Queste testimonianze, che provano il primato di Pietro e dei suoi successori, provano insieme, secondo il Concilio Vaticano, la suprema potestà del magistero e il carisma di verità e di fede indefettibile loro conferito "perché adempissero l'eccelso loro ufficio a salute di tutti, perché il gregge tutto di Cristo, per loro mezzo allontanato dal cibo velenoso dell'errore, fosse nutrito del pascolo della dottrina celeste; perché, rimossa l'occasione dello scisma, tutta la Chiesa si conservasse una e sopra questo suo fondamento poggiata perseverasse ferma contro le porte dell'inferno" (Constit. Pastor aeternus del 18 luglio 1870).
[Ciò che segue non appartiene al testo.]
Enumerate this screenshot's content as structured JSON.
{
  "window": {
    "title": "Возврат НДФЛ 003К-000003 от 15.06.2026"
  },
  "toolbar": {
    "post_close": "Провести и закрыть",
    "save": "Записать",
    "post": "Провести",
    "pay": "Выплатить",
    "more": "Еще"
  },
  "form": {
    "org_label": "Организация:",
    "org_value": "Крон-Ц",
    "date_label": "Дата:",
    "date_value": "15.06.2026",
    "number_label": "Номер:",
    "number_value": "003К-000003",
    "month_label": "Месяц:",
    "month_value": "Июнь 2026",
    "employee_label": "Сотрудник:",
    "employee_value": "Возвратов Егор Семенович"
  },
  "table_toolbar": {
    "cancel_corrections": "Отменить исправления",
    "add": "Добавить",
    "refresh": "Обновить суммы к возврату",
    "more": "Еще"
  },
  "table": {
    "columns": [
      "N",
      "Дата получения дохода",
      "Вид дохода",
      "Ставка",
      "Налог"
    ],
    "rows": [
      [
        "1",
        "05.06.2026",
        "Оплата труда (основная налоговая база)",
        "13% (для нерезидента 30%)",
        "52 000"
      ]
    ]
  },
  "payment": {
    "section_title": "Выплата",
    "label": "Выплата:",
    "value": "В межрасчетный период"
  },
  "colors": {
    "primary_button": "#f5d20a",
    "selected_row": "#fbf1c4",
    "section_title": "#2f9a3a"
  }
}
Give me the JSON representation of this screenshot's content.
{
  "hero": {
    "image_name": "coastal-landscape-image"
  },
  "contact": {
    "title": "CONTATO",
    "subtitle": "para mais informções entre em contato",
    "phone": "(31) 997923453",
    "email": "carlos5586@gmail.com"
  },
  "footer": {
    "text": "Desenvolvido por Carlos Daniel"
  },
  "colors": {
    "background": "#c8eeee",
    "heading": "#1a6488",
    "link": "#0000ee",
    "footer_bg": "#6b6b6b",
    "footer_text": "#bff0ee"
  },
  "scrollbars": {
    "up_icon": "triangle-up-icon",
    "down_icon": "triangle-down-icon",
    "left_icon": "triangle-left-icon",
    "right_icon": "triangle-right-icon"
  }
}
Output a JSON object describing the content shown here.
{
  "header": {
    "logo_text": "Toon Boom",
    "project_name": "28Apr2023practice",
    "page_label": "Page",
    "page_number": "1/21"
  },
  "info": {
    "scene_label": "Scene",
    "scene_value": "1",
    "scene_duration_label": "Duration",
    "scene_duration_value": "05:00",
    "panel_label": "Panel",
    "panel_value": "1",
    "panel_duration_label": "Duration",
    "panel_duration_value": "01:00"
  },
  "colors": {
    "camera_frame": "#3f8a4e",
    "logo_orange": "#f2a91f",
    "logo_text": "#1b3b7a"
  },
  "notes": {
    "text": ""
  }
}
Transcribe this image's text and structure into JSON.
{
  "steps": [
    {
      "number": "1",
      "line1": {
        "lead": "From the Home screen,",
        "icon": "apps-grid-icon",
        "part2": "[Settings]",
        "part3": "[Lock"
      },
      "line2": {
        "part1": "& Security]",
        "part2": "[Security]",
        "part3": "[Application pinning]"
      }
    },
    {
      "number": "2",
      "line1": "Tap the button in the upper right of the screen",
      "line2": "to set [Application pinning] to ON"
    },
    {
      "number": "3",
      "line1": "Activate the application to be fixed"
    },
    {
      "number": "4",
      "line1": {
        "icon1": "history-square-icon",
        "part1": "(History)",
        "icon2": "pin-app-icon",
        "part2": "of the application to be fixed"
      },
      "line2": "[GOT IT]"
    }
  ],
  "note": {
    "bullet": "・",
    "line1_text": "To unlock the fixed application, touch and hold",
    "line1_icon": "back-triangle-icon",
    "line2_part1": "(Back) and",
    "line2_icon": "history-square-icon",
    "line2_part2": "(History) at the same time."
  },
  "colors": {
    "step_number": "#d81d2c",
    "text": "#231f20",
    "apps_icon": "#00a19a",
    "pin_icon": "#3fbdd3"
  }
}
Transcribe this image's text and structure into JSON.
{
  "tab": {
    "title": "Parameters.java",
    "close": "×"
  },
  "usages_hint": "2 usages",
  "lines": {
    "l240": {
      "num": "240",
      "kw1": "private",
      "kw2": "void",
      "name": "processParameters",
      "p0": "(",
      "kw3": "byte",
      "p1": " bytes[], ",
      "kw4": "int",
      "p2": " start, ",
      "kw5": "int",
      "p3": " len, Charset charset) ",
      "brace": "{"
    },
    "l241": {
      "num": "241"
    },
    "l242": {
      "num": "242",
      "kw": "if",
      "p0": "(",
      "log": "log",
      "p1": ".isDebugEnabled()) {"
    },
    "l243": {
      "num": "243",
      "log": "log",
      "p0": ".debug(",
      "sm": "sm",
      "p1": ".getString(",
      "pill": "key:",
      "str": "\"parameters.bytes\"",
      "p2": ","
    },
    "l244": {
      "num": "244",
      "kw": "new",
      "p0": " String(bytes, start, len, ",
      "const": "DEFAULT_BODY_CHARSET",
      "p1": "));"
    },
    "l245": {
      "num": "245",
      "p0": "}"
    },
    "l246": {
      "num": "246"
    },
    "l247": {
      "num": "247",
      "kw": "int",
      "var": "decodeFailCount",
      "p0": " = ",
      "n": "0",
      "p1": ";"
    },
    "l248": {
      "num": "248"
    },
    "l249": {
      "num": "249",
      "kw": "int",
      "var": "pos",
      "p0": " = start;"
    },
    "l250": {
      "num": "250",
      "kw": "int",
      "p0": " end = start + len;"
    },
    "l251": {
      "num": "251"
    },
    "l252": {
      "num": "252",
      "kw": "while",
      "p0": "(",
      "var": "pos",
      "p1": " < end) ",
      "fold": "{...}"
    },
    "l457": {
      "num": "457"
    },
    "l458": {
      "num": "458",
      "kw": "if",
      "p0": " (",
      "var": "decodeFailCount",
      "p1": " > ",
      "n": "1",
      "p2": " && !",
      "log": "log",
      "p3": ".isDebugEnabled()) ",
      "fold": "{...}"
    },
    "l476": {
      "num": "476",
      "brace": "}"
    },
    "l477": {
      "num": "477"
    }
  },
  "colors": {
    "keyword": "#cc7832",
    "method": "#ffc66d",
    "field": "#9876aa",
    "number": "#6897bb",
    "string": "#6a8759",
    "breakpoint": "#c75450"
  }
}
Le impugnazioni a questa dottrina vennero da numerosi e diversi oppositori: anzitutto, com'è naturale, da quelli che negano alla Chiesa l'origine divina, quali i razionalisti; o l'infallibile magistero, come i protestanti e altri eretici; poi da chi ammette bensì l'uno e l'altro principio, ma non la conseguenza che ne discende, come una gran parte degli Orientali, i quali in ciò hanno concorde la porzione di anglicani, sorta dal cosiddetto movimento di Oxford ("anglocattolici", puseysti, ecc.), infine da non pochi tra i cattolici stessi (v. gallicanismo), i quali attribuivano pure una certa infallibilità alle definizioni del papa, ma solo quando fossero promulgate in un concilio ecumenico, ovvero accettate da tutto l'episcopato cattolico. Quest'ultimo sistema dottrinale sorse, per l'oscuramento portato dallo scisma d'Occidente, fra alcuni teologi in prevalenza francesi, al concilio di Costanza e poi di Basilea, fra cui Gerson (v.), e si aggravò per passioni nazionali e politiche nei secoli seguenti, massime sotto Luigi XIV, con la famosa "dichiarazione del clero gallicano". Ebbe alleato in Francia il giansenismo, il parlamentarismo regalista, e da ultimo il costituzionalismo del clero giurato della Rivoluzione. E si diffuse molto anche fuori di Francia, favorito pure dalla politica borbonica nella seconda metà del sec. XVIII, dal governo toscano di Leopoldo I e più dalla politica austriaca di Giuseppe II, e dall'illuminismo, tanto da trovare fautori tra teologi e vescovi, come G. N. von Honteim, noto con lo pseudonimo di Febronio (v.). I resti del gallicanismo si protrassero fino al Concilio Vaticano; ma la definizione del concilio, del quale i gallicani secondo il loro stesso sistema ammettevano come indiscutibile l'infallibilità, pose fine ai loro dissensi. Solo un gruppo di Tedeschi, capeggiati dal Döllinger (v.), si ribellò al concilio e formò la setta dei "vecchi cattolici" (v.), confusasi ben presto coi "neoprotestanti", come i giansenisti della chiesa scismatica di Utrecht.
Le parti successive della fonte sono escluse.